In 1731, a Spanish commander cut off the ear of British Captain Robert Jenkins and told him to take it to his king. This began the War of Jenkins’ Ear.
British Admiral Edward Vernon recruited 400 American colonists, including Lawrence Washington, George Washington’s half-brother. They sailed to Panama and captured the port city of Porto Bello. Porto Bello was the most prosperous Spanish city in the New World as all the gold of Central and South America flowed through it to Spain. British Admiral Edward Vernon also attacked Cartagena, Columbia, but was unable to capture it.
Lawrence Washington returned to Virginia as a 25-year-old war hero. Lawrence served in Virginia’s assembly and militia, and named his farm Mount Vernon in honor of Admiral Edward Vernon. After Lawrence died, George, at age 20, inherited Mount Vernon.
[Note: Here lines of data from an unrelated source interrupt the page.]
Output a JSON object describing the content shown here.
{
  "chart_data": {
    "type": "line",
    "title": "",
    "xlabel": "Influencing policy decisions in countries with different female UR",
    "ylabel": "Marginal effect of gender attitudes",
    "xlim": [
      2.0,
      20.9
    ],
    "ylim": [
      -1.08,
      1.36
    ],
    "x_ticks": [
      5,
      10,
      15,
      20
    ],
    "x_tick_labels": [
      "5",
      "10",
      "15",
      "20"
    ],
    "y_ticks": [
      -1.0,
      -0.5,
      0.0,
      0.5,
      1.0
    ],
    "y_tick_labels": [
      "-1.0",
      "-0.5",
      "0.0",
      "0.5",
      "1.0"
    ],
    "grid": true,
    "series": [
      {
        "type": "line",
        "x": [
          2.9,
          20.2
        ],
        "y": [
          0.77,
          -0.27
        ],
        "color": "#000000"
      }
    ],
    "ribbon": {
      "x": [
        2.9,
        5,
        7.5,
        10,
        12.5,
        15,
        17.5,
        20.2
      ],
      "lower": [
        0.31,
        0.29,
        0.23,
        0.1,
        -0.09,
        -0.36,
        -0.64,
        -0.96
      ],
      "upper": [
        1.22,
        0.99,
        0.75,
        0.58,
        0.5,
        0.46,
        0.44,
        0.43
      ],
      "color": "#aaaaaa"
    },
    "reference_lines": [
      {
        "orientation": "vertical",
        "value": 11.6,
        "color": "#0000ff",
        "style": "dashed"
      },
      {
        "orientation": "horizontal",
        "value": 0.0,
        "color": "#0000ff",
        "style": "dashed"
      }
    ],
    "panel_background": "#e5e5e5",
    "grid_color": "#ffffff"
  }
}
In 1742, the War of Austrian Succession began when Marie Theresa became the first woman to take Austria’s throne. This pulled Prussia and France into the war, which combined with the War of Jenkin’s Ear to become King George’s War in America.
The threat of war shook colonists out of complacency and contributed to the spread of the Great Awakening Revival.
The British took the French city of Louisbourg, Nova Scotia, in 1745, which was the third-busiest seaport in America, behind Boston and Philadelphia, and was New France’s second most important commercial city after Quebec.
France wanted Louisbourg back. In 1746, French Admiral d’Anville set sail with the most powerful fleet of its day: 73 ships with 800 cannons and 13,000 troops. Admiral d’Anville intended to: “expel the British from Nova Scotia, consign Boston to flames, ravage New England, and waste the British West Indies.”
Massachusetts Governor William Shirley declared a day of prayer and fasting, Oct. 16, 1746, to pray for deliverance. Boston citizens gathered in the Old South Meeting House, where Rev. Thomas Prince prayed: “Send Thy tempest, Lord, upon the water … scatter the ships of our tormentors!”
Historian Catherine Drinker Bowen related that as he finished praying, the sky darkened, winds shrieked and church bells rang “a wild, uneven sound … though no man was in the steeple.”
A hurricane scattered the entire French fleet as far as the Caribbean. Lightning struck several ships, igniting gunpowder magazines, causing explosions and fire. With 2,000 dead, including Admiral d’Anville, and 4,000 sick with typhoid, French Vice-Admiral d’Estournelle threw himself on his sword.
Henry Wadsworth Longfellow wrote in his poem, “The Ballad of the French Fleet”:
Admiral d’Anville had sworn by cross and crown,
To ravage with fire and steel our helpless Boston Town. …
There were rumors in the street, in the houses there was fear
Of the coming of the fleet, and the danger hovering near.
And while from mouth to mouth, spread the tidings of dismay,
I stood in the Old South, saying humbly: ‘Let us pray!’
‘Oh Lord! we would not advise; but if in thy Providence
A tempest should arise, to drive the French Fleet hence,
And scatter it far and wide, or sink it in the sea,
We should be satisfied, and Thine the glory be. …’
Like a potter’s vessel broke, the great ships of the line. …
Were carried away as smoke…or sank in the brine.
This great deliverance encouraged Ben Franklin to organized Pennsylvania’s first “volunteer” militia with 10,000 signing up. This began Ben Franklin’s career of public service, as he became the most popular person in the colony.
Ben Franklin also propose a general fast which was approved by Pennsylvania’s Council and published in the Pennsylvania Gazette, Dec. 12, 1747: “The calamities of a bloody war … seem every year more nearly to approach us … and there is just reason to fear that unless we humble ourselves before the Lord and amend our ways, we may be chastized with yet heavier judgments. We have … thought fit … to appoint … a Day of Fasting & Prayer, exhorting all, both Ministers & People … to join with one accord in the most humble & fervent supplications that Almighty God would mercifully interpose and still the rage of war among the nations & put a stop to the effusion of Christian blood.”
The threat of war was averted, and Philadelphia was spared.